Над землей дрожала чуть зримая рассветная дымка. Солнце уже взошло, кое-где заискрив бликами остатки стекол в окнах, окрасив венские предместья в золотисто-розовые тона.

Австрийская столица лежала на горизонте, скрытая от глаз Гурьянова своими пригородами. Но генералу казалось, что он уже видит ее в это утро, видит ее легкие и красивые здания, парки Пратера и кольцо бульваров. Ему казалось, что он видит, как на высоких острых крышах ее домов, на шпилеобразных резных башнях старинных соборов сверкают золотые солнечные лучи, бьющие с востока, из-за Дуная...
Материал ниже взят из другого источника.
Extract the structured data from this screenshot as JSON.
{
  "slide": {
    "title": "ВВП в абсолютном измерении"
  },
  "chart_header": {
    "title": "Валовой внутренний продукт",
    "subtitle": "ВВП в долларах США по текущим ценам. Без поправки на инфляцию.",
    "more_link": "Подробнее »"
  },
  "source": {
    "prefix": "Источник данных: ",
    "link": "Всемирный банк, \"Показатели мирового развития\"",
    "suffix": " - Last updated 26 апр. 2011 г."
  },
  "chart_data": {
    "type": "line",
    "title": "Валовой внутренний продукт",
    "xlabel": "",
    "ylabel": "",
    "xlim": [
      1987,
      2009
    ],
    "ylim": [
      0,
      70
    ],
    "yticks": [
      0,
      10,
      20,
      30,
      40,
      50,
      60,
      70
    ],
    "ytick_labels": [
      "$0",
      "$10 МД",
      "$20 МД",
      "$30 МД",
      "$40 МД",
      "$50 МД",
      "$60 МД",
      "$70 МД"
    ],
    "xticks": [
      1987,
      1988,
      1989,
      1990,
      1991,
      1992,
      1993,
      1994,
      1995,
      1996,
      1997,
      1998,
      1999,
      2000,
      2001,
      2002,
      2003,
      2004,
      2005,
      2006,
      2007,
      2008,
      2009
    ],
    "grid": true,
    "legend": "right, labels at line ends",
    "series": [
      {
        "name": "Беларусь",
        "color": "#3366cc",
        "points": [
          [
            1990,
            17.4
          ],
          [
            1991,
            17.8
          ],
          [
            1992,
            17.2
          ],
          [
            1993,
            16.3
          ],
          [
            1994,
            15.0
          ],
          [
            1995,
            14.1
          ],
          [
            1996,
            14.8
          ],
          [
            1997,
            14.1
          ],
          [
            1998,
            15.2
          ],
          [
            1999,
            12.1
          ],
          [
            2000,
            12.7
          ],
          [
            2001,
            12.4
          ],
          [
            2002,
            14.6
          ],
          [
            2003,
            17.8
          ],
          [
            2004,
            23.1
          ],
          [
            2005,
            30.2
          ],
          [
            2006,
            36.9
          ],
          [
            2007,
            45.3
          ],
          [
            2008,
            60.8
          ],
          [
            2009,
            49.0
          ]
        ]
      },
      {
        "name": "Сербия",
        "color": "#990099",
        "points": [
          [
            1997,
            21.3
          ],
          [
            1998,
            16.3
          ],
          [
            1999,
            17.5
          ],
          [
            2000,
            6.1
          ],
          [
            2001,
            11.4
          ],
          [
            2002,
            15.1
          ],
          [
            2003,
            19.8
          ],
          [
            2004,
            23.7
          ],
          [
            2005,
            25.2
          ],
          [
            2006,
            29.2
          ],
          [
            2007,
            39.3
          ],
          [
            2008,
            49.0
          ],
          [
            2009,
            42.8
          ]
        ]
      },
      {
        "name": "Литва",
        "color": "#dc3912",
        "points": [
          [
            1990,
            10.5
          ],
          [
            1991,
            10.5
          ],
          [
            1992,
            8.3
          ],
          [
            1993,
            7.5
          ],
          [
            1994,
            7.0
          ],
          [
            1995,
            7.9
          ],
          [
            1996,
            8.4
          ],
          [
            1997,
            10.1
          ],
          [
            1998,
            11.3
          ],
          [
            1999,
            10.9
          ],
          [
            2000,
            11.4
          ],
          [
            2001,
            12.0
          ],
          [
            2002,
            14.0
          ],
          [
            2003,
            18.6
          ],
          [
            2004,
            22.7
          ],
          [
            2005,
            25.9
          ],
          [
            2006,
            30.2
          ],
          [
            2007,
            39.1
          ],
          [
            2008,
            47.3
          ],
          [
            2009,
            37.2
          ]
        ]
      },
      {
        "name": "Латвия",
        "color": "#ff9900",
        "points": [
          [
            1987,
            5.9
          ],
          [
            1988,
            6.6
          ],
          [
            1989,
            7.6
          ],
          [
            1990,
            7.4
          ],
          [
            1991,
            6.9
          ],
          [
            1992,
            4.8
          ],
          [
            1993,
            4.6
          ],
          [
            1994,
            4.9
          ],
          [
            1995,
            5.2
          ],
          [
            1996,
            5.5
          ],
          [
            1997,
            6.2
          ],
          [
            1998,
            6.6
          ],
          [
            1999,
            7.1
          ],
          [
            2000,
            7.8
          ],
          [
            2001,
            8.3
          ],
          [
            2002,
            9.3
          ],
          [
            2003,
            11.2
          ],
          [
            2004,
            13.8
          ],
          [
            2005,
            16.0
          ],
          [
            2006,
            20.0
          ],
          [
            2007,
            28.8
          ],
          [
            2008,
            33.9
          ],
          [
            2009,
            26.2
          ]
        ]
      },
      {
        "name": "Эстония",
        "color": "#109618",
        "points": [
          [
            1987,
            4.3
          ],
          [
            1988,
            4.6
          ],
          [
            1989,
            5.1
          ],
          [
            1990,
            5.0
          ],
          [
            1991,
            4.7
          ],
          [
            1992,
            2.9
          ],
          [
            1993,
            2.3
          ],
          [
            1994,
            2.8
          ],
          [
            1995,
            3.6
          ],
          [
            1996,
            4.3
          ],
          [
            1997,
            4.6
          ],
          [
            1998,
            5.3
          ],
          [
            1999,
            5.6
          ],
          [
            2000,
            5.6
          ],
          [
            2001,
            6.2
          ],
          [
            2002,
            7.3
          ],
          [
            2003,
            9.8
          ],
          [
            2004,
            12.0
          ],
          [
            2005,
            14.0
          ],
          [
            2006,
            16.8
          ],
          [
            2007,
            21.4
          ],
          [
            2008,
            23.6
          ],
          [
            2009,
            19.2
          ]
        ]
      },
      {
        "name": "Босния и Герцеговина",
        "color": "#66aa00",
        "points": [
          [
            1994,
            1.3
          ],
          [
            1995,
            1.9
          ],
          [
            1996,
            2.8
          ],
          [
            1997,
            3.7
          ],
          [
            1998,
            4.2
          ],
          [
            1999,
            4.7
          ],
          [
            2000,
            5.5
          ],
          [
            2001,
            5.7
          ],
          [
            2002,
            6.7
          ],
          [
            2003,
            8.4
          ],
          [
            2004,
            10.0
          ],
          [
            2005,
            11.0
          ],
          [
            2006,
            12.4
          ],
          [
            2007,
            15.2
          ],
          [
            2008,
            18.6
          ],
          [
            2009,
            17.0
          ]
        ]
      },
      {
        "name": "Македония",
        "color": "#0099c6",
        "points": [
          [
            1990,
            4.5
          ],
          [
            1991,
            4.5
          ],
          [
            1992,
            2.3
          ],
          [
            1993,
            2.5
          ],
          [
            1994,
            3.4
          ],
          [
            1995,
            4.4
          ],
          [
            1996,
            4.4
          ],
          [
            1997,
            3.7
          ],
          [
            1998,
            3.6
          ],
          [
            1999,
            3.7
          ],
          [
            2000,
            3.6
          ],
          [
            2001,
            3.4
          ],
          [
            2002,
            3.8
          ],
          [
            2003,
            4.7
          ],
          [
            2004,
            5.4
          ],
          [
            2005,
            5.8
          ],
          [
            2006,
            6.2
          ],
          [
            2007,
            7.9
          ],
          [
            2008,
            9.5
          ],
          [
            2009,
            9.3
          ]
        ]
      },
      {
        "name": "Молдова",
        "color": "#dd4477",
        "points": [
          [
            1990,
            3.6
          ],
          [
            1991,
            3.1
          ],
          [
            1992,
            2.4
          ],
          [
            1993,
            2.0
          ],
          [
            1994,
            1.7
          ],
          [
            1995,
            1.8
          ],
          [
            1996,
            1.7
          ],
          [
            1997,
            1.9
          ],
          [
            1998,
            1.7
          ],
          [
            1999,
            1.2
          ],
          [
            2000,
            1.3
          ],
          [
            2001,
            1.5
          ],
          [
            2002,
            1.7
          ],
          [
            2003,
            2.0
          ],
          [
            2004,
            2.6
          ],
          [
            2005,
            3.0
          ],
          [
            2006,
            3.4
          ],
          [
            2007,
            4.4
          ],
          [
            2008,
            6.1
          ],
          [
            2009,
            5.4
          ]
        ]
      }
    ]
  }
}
С живописных склонов Каленберга, невысокого холма на северной окраине Вены, в ясную погоду виден почти весь город. Далеко на юге в золотисто-перламутровой дымке, пронизанной солнечным светом, темнеют промышленные пригороды Альтманнсдорф, Инцерсдорф и Зиммеринг. Слева, на восточном берегу Дуная, дымят десятками заводских труб Штадлау, Кагран и Флоридсдорф. Между Дунаем и Дунайским каналом зеленеют парки Пратера. Внутри «Ринга», подковообразной цепи бульваров и улиц, окружающей «Старый город», высоко в небо вздымается готическая башня восьмисотлетней Стефанскирхе — собора Святого Стефана. Южнее, мрачные и величественные, поднимаются стены и башни Венского Арсенала, а почти к самому Каленбергу подступают кварталы Нуссдорфа, Зиверинга и Гринцинга. Пустынен и тих, лежит на юго-западной окраине Вены всемирно знаменитый Шенбрунн, ослепляющий роскошью бывших императорских дворцов, окруженный тенистыми аллеями тщательно ухоженных парков...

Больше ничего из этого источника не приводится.